Some people never seem to get over being four years old.


Remember, these four-year olds learned their language from adults. Use of brand names generically is very common among many quite mature people. What I would call four-year-oldism is whining, "Someone is using the language different from the way that I would. Make them stop, Mommy!"
Posted By: belMarduk Re: Definition: Brand Name as Label - 01/31/08 12:58 AM
Oh, I know what you mean.

Like somebody who is asking you for a favour, and they think they make it impossible to say "no" by finishing up their request with a moue, and "pwitty, pweeze" without realizing that this actually makes you feel like assissinating them. Just saying.
Posted By: BranShea Re: Definition: Brand Name as Label - 01/31/08 11:45 AM
Ah! back on track.
Quote:
read all about shingle here

Thanks for the sugar story, of troy.
Posted By: Myridon Re: Definition: Brand Name as Label - 01/31/08 05:09 PM
While embibing a sweetened carbonated beverage, I will attempt the possible reaquisition of my disposable adhesive bandage from the interior of my temporarily hired automotive vehicular device.

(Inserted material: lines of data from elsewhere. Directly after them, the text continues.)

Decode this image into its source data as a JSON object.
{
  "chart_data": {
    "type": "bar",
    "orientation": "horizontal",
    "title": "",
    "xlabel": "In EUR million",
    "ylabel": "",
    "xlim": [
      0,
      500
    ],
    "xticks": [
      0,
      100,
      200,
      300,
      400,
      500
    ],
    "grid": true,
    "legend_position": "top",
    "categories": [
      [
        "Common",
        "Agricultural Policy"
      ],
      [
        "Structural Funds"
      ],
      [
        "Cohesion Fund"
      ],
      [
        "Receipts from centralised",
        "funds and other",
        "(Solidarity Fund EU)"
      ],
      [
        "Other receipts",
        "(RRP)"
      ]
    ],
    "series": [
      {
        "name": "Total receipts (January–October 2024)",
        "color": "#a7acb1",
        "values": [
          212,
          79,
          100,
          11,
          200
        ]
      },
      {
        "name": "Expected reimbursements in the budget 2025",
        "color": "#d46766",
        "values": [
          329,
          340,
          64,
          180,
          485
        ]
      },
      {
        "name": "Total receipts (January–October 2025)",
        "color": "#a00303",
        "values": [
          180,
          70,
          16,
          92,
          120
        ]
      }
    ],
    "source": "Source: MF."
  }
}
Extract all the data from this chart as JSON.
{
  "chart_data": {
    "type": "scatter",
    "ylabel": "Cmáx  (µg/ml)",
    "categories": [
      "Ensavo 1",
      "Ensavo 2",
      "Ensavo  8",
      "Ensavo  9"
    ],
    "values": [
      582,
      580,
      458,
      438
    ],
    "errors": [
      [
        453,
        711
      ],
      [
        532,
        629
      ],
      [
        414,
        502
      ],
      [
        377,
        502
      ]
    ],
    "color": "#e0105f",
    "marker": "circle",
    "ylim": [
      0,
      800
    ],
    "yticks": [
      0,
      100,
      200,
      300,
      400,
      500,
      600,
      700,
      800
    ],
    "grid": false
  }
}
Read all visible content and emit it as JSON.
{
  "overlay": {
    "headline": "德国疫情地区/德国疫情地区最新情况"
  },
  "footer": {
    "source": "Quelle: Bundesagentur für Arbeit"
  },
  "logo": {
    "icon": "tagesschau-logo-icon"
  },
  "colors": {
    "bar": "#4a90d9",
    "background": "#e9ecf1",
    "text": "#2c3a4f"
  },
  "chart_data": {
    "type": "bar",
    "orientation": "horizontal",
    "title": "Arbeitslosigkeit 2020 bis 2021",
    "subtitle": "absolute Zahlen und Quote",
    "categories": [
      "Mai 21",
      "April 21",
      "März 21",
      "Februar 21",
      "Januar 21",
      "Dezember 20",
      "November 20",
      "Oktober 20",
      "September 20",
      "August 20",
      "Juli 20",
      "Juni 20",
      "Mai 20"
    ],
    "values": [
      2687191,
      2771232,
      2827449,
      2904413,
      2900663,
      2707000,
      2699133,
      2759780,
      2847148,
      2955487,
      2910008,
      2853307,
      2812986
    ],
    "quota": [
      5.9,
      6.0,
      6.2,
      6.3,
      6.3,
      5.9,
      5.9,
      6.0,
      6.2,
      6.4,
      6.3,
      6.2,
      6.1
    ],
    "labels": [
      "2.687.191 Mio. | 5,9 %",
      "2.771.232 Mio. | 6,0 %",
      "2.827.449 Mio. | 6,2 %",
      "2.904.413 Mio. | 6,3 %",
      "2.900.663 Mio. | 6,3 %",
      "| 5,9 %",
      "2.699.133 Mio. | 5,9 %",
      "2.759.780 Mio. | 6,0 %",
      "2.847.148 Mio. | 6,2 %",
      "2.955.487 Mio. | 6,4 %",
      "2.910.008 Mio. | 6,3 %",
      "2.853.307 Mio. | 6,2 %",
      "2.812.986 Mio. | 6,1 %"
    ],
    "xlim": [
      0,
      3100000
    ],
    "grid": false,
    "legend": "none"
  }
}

Pray that I don't choke on it.
Posted By: BranShea Re: Definition: Brand Name as Label - 01/31/08 05:52 PM
Very good! Now try and get this into the head of a four-year-old. (=-=)
Posted By: Aramis Re: Definition: Brand Name as Label - 01/31/08 09:28 PM
See? Even sardonic dignity trumps [anti-]intellectual collectivism. Not all rants are whiny, Fal.
Posted By: Faldage Re: Definition: Brand Name as Label - 02/01/08 12:30 AM
An interesting discussion of "try and" as opposed to "try to" at the alt-usage-english site. Of particular interest is this note:
Originally Posted By: alt-usage-english
WDEU suggests that "try and" may actually be older than "try to"; both are first attested in the 17th century.